Hatta 5 yıllık milletvekili maaşı toplu olarak kendisine ödenmeli ve geçmişte kendisini ıslıklayan DSP milletvekilleri de sıraya girip, onunla helalleşmeli. “Din elden gidiyor” diyen Bülent Ecevit de bu kervana katılmalı. Kim bilir, belki o kervana o günlerin keskin 28 Şubatçısı Süleyman Demirel ve manevi evladı Mesut Yılmaz da katılıverir. Tabii vicdanları pas tutmamışsa...
“Türk pasaportu” ve İsrail
İsrail bir yıl önce uluslararası sularda saldırdığı ve 9 kişinin ölümüne sebebiyet verdiği Mavi Marmara baskınından dolayı özür ve tazminat taleplerini ısrarla geri çeviriyor.
Yani 9 kişinin hayatının hiçbir değeri yok, çünkü Yahudi değiller. Filistin yönetimi ile yapılan esir takası bu husustaki kanaatimizi güçlendiriyor. Filistin’le yapılan esir takası anlaşmasına bakınca gerçek ortaya çıkıyor. 1 Yahudi esire karşılık, 1027 Filistinli esir geri veriliyor.

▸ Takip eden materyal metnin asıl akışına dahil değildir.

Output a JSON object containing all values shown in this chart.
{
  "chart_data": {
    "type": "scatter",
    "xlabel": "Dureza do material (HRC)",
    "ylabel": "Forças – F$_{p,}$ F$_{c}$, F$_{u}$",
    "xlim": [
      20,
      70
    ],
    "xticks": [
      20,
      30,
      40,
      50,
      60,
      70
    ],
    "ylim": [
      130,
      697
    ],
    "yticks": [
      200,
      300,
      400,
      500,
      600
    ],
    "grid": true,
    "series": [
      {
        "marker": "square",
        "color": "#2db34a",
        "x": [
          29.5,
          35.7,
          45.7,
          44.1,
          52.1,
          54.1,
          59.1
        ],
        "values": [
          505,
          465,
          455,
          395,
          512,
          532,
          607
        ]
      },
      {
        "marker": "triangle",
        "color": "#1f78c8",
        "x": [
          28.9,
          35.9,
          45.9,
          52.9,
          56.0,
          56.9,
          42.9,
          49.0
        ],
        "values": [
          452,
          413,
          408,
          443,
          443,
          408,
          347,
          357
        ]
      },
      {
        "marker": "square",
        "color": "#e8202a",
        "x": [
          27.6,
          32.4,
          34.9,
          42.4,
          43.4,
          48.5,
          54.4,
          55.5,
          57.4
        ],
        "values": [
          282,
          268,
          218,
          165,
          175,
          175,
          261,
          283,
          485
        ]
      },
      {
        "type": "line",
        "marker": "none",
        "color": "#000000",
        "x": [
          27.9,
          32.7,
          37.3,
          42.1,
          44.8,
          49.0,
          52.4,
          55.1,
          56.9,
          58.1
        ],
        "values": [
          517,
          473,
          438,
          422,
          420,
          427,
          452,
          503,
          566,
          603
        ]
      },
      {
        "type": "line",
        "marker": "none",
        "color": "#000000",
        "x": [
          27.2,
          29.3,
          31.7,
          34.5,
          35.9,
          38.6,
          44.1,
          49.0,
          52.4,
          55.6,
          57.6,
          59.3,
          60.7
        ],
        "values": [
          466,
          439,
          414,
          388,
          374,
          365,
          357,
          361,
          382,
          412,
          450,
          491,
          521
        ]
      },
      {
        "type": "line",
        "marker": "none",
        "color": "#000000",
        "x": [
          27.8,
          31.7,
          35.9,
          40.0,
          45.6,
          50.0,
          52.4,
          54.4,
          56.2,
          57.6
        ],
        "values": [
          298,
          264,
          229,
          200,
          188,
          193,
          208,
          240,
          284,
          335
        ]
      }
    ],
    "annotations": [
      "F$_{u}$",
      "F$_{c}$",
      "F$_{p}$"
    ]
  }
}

Yani Yahudilerin kafasında üstün ırk oldukları fikri hakim. Ama Gazze’de binlerce çocuk ilaç yokluğundan ve gıdasızlıktan ölmüş, onlara yardım götüren Mavi Marmara’da 9 Türk vatandaşı hunharca öldürülmüş ne gam. Nasılsa onlar Yahudi değil. Ama üzülme biz Müslümanız, mazlumun dinine ve içinde taşıdığı düşüncelerine de bakmayız. İsrail’de yangın olur, “biz yangına gideriz” tabii söndürmek için.
Gilad Şalit’i kurtarmak için Filistin nezdinde arabuluculuk da yaparız. Hattâ Romanya’da Hitler’in ölüm kıtalarının elindeki Yahudileri kurtarmak için büyükelçilerimiz hayati risk alıp bunlara Türk pasaportu bile verir. Çünkü biz Müslümanız; elimiz 500 yıl önce İspanya’dan kovulan Yahudilere de uzanır, bugünkü İsrail’e de, hem Pakistan’a, hem de Somali’ye.
Not: Romanya’da Hitler zulmünden Türk diplomatlarının verdiği Türk pasaportu ile kurtulan Yahudilerin sinemaya aktarılan hikâyesi, “Türk Pasaportu” adı ile 21 Ekim’de vizyona giriyor. Tüm İsrailli devlet adamları davetlimizdir. Kim bilir, belki utanırlar.